Technologically, there has been much discussion around what people can manage in their own homes but the conference majored on technology and communication.
Hearing Micheal Seres, Patient Leader, talking about having Skype appointments and texts to let him know about his up coming surgery was music to my ears. “If I could do this it would make dealing with ill health another job in my day and not the holy grail of my week. It downsizes, normalizes and permits me not to be defined by an incurable disease” (Crohns).
Patients are used to having just a postal address and telephone switchboard number for their GP or consultant. If we’re really lucky we may have a fax number too. This is technologically archaic and it sends out a message – the professionals don’t want to speak to us. So we turn up for the appointment, cap in hand, with a grateful heart and lacking confidence, fully aware that the clock is ticking and our one window of access is shrinking by the second.
Being able to text the surgeon/consultant back and forth would be quicker for them and for us it means we too could work or attend to other pressing matters in our lives.
It was rightly pointed out that some people don’t want all the new technology and still prefer the face to face contact and of course, this needs to be acknowledged.
Much was spoken about supported self-management.
Total access to our records, not just the highlights but the actual details going back would be good.
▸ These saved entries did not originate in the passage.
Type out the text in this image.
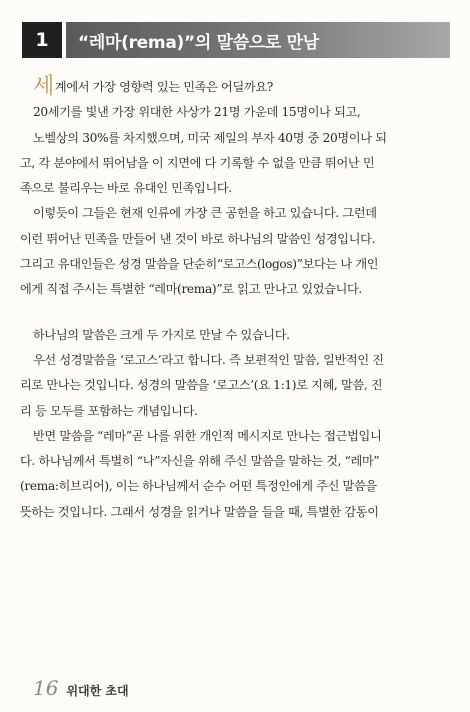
1	“레마(rema)”의 말씀으로 만남
세계에서 가장 영향력 있는 민족은 어딜까요?
20세기를 빛낸 가장 위대한 사상가 21명 가운데 15명이나 되고,
노벨상의 30%를 차지했으며, 미국 제일의 부자 40명 중 20명이나 되
고, 각 분야에서 뛰어남을 이 지면에 다 기록할 수 없을 만큼 뛰어난 민
족으로 불리우는 바로 유대인 민족입니다.
이렇듯이 그들은 현재 인류에 가장 큰 공헌을 하고 있습니다. 그런데
이런 뛰어난 민족을 만들어 낸 것이 바로 하나님의 말씀인 성경입니다.
그리고 유대인들은 성경 말씀을 단순히“로고스(logos)”보다는 나 개인
에게 직접 주시는 특별한 “레마(rema)”로 읽고 만나고 있었습니다.
하나님의 말씀은 크게 두 가지로 만날 수 있습니다.
우선 성경말씀을 ‘로고스’라고 합니다. 즉 보편적인 말씀, 일반적인 진
리로 만나는 것입니다. 성경의 말씀을 ‘로고스’(요 1:1)로 지혜, 말씀, 진
리 등 모두를 포함하는 개념입니다.
반면 말씀을 “레마”곧 나를 위한 개인적 메시지로 만나는 접근법입니
다. 하나님께서 특별히 “나”자신을 위해 주신 말씀을 말하는 것, “레마”
(rema:히브리어), 이는 하나님께서 순수 어떤 특정인에게 주신 말씀을
뜻하는 것입니다. 그래서 성경을 읽거나 말씀을 들을 때, 특별한 감동이
16 위대한 초대
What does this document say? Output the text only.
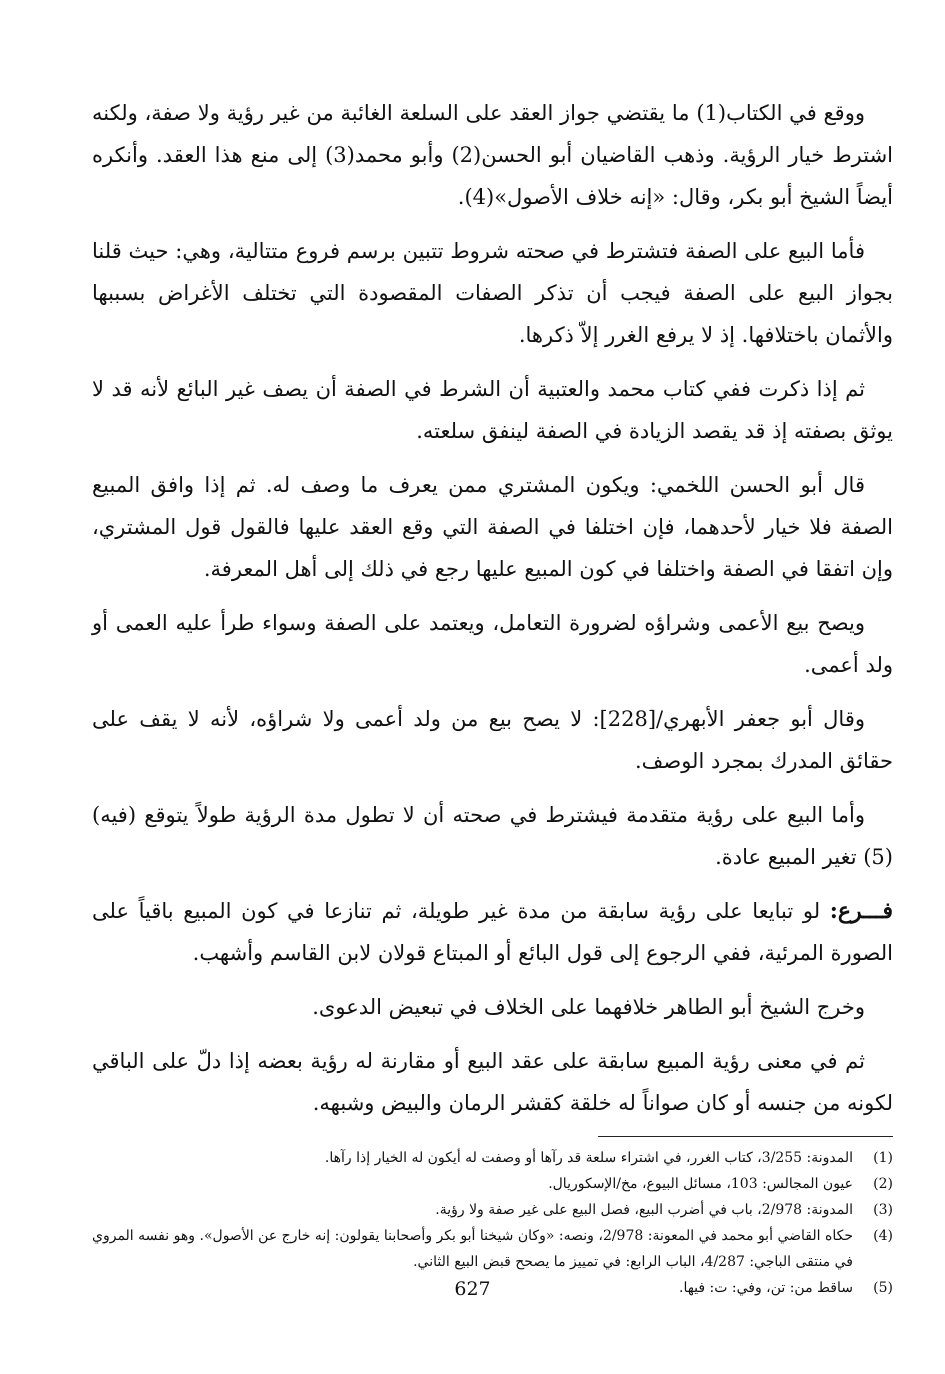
ووقع في الكتاب(1) ما يقتضي جواز العقد على السلعة الغائبة من غير رؤية ولا صفة، ولكنه اشترط خيار الرؤية. وذهب القاضيان أبو الحسن(2) وأبو محمد(3) إلى منع هذا العقد. وأنكره أيضاً الشيخ أبو بكر، وقال: «إنه خلاف الأصول»(4).

فأما البيع على الصفة فتشترط في صحته شروط تتبين برسم فروع متتالية، وهي: حيث قلنا بجواز البيع على الصفة فيجب أن تذكر الصفات المقصودة التي تختلف الأغراض بسببها والأثمان باختلافها. إذ لا يرفع الغرر إلاّ ذكرها.

ثم إذا ذكرت ففي كتاب محمد والعتبية أن الشرط في الصفة أن يصف غير البائع لأنه قد لا يوثق بصفته إذ قد يقصد الزيادة في الصفة لينفق سلعته.

قال أبو الحسن اللخمي: ويكون المشتري ممن يعرف ما وصف له. ثم إذا وافق المبيع الصفة فلا خيار لأحدهما، فإن اختلفا في الصفة التي وقع العقد عليها فالقول قول المشتري، وإن اتفقا في الصفة واختلفا في كون المبيع عليها رجع في ذلك إلى أهل المعرفة.

ويصح بيع الأعمى وشراؤه لضرورة التعامل، ويعتمد على الصفة وسواء طرأ عليه العمى أو ولد أعمى.

وقال أبو جعفر الأبهري/[228]: لا يصح بيع من ولد أعمى ولا شراؤه، لأنه لا يقف على حقائق المدرك بمجرد الوصف.

وأما البيع على رؤية متقدمة فيشترط في صحته أن لا تطول مدة الرؤية طولاً يتوقع (فيه)(5) تغير المبيع عادة.

فـــرع: لو تبايعا على رؤية سابقة من مدة غير طويلة، ثم تنازعا في كون المبيع باقياً على الصورة المرئية، ففي الرجوع إلى قول البائع أو المبتاع قولان لابن القاسم وأشهب.

وخرج الشيخ أبو الطاهر خلافهما على الخلاف في تبعيض الدعوى.

ثم في معنى رؤية المبيع سابقة على عقد البيع أو مقارنة له رؤية بعضه إذا دلّ على الباقي لكونه من جنسه أو كان صواناً له خلقة كقشر الرمان والبيض وشبهه.

(1)
المدونة: 3/255، كتاب الغرر، في اشتراء سلعة قد رآها أو وصفت له أيكون له الخيار إذا رآها.
(2)
عيون المجالس: 103، مسائل البيوع، مخ/الإسكوريال.
(3)
المدونة: 2/978، باب في أضرب البيع، فصل البيع على غير صفة ولا رؤية.
(4)
حكاه القاضي أبو محمد في المعونة: 2/978، ونصه: «وكان شيخنا أبو بكر وأصحابنا يقولون: إنه خارج عن الأصول». وهو نفسه المروي في منتقى الباجي: 4/287، الباب الرابع: في تمييز ما يصحح قبض البيع الثاني.
(5)
ساقط من: تن، وفي: ت: فيها.
627
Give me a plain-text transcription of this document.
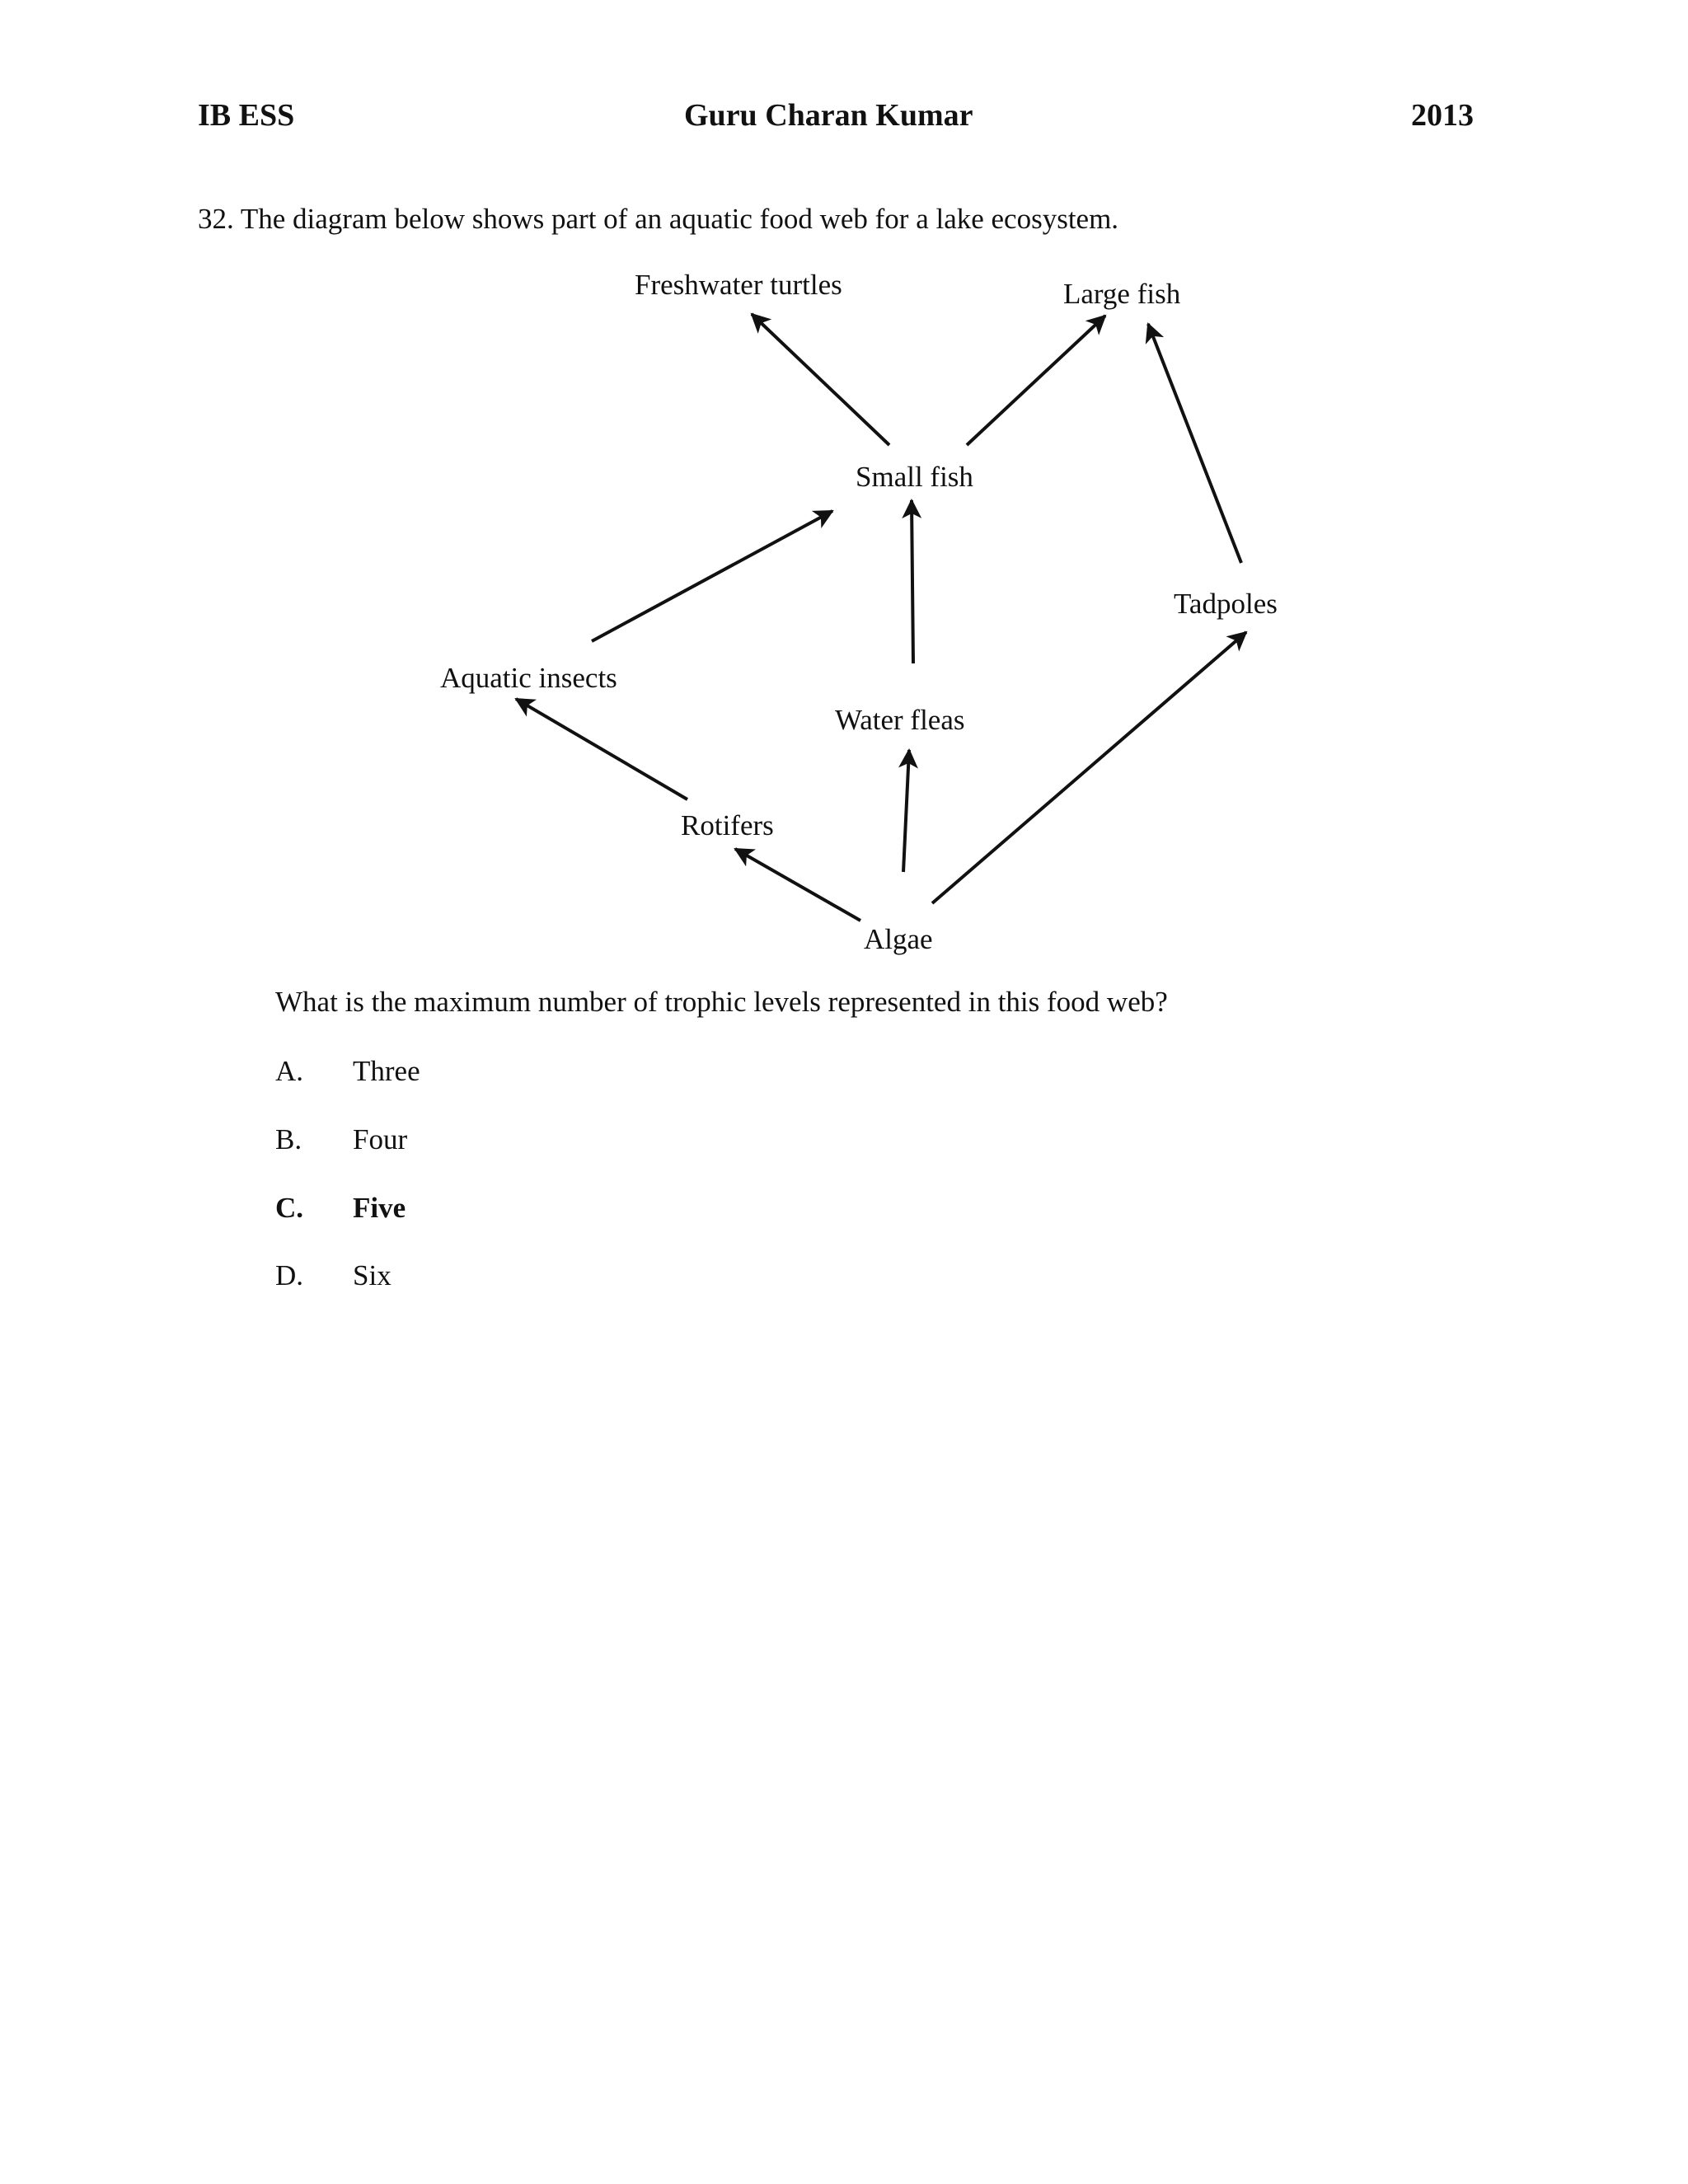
IB ESS	Guru Charan Kumar	2013
32. The diagram below shows part of an aquatic food web for a lake ecosystem.
Freshwater turtles	Large fish
Small fish
Tadpoles
Aquatic insects
Water fleas
Rotifers
Algae
What is the maximum number of trophic levels represented in this food web?
A. Three
B. Four
C. Five
D. Six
Self-referral would also help both patient and the system to be more efficient. Those of us who have been dealing with the same chronic long-term condition for many years know what we need
If a healthcare professional deals with our long-term condition 1% of the time and we deal with it the other 99% of the time, firstly it tells me we are experts on knowing our bodies and secondly, we really need to make the time we have with the professionals count. Let’s not waste it. Let’s make it worthwhile and save the 1% for the really serious stuff, the times when we are floored by what’s going on in our bodies.
I was encouraged to hear many of our panelists speaking with an underlying sense of a “whole person approach” and all spoke with compassion.
If we are to move forward with supported self-management it is clear that healthcare professionals have to be trained in leadership skills. Not just a few sessions on how to communicate with a patient, but to look at what lies behind communication. What’s at the heart? What is their perception of a patient and how do they view themselves in their role as doctor? This change from old fashioned, dominant, hero leadership to coach and catalytic leadership would change the face of the NHS.
Listening to the speakers at the conference it became clear to me that the greatest and most fundamental change required is a mindset change. For patient, healthcare provider, payer, pharma – all of us. This particular change doesn’t have to cost a fortune but could well save us one!